Can Dogs See Color?

Are dogs color blind?

The answer is a little bit complicated. “Dogs can see color,” says Zay Satchu, DVM, Chief Veterinary Officer of Bond Vet. “Both humans and animals have different types of cells in the back of their eyeballs—called rods and cones—that help them see.

What colors can dogs see?

They may not be able to see the whole rainbow, but it seems that your pooch can see a couple of colors really well: blue and yellow. “Most dogs can’t see much of red or green at all,” explains Dr. Satchu.

What does a dog’s vision look like?

According to PetMD, dogs have visual acuity of around 20/75. Normal human vision is considered to be 20/20, so dogs have to be 20 feet away to see an object as clearly as a human can see it from 75 feet.

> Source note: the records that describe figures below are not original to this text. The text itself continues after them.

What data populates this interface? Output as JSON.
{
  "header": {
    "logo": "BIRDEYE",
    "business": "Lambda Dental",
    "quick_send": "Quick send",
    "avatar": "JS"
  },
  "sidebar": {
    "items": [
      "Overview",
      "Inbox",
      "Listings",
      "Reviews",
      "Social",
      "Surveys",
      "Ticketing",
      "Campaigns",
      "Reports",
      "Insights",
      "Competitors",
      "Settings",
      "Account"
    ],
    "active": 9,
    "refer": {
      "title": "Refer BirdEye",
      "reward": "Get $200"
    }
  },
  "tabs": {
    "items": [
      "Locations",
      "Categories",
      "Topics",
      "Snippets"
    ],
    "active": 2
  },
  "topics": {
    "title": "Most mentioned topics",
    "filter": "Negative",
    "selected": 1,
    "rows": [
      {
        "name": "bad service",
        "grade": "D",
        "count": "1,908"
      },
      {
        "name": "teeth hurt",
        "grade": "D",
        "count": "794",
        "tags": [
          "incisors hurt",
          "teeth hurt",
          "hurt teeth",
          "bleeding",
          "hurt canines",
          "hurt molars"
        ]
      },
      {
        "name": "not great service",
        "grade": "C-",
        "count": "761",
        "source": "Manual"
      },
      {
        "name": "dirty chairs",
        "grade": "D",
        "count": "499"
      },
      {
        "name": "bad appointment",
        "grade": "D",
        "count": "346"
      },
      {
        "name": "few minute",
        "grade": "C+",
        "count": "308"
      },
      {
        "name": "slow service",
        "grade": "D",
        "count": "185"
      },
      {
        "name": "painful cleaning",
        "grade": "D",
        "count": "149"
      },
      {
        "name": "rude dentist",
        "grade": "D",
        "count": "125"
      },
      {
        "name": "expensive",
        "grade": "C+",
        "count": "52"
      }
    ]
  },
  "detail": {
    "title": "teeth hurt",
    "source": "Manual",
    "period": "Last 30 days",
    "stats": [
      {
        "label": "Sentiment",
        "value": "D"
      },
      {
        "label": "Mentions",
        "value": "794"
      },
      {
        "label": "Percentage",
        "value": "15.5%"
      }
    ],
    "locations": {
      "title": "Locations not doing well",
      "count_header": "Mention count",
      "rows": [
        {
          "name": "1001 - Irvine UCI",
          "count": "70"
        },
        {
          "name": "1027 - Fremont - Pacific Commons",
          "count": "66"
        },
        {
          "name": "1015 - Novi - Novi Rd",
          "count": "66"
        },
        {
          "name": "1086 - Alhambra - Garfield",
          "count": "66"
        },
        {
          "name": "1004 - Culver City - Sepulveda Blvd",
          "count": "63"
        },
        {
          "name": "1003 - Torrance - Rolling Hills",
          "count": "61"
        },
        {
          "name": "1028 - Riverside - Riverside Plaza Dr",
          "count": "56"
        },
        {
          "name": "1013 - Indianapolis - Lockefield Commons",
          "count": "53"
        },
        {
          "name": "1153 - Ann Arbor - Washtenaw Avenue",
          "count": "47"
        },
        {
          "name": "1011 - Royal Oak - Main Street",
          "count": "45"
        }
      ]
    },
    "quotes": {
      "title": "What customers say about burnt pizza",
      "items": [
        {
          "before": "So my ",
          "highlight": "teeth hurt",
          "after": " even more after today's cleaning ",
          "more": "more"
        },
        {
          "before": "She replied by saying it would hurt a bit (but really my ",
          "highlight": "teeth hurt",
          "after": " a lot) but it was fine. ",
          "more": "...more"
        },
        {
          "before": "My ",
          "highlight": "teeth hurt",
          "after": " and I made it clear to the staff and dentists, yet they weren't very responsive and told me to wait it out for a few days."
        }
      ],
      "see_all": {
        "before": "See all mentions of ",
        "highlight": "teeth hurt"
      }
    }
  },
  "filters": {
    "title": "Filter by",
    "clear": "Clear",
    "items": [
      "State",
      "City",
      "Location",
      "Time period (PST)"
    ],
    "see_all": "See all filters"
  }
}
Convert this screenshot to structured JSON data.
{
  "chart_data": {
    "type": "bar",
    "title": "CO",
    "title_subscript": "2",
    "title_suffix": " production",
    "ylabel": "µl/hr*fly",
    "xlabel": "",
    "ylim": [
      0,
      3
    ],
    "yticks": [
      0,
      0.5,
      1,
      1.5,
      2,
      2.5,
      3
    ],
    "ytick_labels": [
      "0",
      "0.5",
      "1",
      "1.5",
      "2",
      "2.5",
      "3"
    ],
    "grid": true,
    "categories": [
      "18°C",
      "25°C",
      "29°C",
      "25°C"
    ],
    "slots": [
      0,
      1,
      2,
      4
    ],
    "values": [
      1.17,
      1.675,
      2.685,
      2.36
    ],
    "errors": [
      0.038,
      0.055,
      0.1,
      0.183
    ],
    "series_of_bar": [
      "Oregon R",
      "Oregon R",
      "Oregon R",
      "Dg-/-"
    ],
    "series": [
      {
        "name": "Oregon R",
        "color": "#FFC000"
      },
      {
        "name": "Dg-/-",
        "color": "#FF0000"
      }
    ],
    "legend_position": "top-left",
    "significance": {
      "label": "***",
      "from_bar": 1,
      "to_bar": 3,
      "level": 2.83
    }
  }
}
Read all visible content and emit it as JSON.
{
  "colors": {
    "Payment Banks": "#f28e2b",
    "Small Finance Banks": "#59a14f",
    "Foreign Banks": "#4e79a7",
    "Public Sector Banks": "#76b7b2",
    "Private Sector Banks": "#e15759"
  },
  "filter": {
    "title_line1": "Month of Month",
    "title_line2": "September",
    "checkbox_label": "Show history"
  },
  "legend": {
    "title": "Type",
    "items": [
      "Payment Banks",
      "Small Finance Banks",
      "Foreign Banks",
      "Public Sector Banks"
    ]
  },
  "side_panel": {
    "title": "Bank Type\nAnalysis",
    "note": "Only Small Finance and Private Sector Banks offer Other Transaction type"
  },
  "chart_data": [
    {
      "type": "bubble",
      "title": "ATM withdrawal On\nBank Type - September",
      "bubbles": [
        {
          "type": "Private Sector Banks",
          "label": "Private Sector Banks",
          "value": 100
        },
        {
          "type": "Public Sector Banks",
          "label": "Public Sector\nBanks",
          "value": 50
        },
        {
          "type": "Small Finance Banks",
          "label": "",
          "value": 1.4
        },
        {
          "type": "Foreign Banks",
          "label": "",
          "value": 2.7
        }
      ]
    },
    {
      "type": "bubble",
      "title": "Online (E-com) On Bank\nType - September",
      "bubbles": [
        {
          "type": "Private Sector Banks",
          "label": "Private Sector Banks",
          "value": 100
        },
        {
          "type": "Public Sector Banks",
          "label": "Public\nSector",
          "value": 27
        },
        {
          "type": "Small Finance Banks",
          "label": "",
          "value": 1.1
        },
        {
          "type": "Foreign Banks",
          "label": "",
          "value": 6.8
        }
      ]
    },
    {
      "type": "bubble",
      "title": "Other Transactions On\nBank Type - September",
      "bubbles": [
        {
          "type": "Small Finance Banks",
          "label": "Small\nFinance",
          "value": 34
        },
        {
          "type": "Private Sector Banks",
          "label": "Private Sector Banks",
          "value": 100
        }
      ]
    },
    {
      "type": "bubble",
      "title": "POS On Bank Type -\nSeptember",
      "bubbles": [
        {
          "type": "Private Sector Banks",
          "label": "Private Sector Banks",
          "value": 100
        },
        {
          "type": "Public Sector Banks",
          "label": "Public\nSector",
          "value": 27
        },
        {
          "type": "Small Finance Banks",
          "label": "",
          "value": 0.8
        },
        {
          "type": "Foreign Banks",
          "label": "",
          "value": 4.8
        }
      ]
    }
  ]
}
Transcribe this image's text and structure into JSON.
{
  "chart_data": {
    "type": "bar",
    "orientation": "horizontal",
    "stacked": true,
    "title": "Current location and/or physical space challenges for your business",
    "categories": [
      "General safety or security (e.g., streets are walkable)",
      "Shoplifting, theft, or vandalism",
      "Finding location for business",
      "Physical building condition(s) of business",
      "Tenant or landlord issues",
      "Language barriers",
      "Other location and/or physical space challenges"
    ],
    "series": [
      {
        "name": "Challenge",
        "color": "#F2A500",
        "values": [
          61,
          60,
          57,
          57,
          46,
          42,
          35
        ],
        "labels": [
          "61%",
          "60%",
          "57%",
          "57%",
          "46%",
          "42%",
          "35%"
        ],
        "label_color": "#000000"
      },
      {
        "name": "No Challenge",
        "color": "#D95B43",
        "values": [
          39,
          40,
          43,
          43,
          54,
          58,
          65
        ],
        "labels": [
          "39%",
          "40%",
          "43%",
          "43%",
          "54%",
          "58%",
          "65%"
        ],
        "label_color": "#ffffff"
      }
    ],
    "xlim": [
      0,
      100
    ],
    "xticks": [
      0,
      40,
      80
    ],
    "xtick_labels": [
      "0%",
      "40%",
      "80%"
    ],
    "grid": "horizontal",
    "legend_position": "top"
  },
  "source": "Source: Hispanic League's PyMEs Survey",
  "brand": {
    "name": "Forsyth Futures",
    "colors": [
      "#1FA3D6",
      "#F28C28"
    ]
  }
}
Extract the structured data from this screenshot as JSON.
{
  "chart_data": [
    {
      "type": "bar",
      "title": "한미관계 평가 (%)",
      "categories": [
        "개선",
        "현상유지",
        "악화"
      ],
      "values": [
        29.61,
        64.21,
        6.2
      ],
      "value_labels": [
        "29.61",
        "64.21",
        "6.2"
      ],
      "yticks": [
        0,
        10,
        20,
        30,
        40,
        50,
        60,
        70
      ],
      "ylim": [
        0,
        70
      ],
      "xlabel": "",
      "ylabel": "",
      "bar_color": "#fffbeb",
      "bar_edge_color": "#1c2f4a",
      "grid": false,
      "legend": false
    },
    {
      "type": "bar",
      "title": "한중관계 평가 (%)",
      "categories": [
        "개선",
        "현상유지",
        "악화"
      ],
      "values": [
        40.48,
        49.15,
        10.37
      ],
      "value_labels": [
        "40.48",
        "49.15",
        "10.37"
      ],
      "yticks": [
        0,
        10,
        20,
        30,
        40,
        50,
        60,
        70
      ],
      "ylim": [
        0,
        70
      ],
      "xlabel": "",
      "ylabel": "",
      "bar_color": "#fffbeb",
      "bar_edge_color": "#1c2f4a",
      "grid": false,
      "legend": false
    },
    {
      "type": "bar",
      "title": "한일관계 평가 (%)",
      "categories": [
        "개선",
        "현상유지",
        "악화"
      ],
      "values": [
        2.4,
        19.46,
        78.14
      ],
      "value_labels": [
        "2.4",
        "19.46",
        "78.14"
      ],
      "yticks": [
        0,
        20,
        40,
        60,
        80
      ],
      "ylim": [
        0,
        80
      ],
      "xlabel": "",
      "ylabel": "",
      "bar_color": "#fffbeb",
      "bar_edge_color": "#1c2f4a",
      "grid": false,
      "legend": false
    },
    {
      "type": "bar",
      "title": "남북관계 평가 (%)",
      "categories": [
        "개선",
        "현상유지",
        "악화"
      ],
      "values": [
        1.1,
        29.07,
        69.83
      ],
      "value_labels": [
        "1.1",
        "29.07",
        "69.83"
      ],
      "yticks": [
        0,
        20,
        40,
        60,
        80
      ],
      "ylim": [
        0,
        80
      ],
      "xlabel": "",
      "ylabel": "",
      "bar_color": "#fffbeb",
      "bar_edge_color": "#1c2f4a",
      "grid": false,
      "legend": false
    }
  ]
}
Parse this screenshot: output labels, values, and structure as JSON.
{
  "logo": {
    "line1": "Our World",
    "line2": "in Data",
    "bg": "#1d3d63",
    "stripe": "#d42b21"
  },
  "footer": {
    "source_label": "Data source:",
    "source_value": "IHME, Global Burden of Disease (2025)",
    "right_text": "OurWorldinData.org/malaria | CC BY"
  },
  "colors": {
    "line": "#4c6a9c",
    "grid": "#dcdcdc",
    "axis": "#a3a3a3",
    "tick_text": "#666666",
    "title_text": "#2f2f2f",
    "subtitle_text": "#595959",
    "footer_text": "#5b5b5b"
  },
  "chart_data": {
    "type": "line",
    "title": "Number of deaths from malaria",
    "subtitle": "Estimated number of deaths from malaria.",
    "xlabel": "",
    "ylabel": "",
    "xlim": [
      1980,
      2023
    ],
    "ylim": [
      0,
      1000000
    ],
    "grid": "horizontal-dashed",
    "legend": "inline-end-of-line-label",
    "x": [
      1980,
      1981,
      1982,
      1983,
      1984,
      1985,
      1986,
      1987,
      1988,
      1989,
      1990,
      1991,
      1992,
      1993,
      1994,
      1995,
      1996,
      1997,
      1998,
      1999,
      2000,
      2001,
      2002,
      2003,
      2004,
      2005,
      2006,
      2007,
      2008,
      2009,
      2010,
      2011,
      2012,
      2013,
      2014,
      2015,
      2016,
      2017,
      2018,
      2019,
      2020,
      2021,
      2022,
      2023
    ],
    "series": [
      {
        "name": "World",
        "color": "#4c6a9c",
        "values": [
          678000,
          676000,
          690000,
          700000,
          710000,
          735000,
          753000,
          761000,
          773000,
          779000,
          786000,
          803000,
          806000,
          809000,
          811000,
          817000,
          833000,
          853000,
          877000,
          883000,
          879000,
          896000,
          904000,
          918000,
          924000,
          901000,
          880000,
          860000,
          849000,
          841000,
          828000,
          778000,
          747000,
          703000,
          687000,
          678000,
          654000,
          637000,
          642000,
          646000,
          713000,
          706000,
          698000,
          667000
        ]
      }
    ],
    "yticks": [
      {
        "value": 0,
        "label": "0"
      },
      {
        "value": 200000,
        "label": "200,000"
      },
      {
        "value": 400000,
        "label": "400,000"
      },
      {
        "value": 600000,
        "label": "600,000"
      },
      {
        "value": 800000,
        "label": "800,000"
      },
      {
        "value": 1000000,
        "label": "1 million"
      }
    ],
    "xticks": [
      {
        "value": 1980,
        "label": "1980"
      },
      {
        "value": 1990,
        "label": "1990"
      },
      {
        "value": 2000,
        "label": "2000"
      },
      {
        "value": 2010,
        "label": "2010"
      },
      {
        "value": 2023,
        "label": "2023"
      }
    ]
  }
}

Most dogs have pretty blurry vision—if they were human, they’d need glasses to see faraway objects.

However, Labrador Retrievers have better eyesight than most dogs. It’s closer to 20/20, which is why they’re often used as service dogs

Dogs may have fewer cones for seeing color than humans do, but they have many more rods in their retina than we do, which makes them much better at seeing movement—essential for a hunting animal. In fact, dogs can see moving objects much more clearly than they can stationary objects, and their motion sensitivity is up to 10-20 times greater than ours.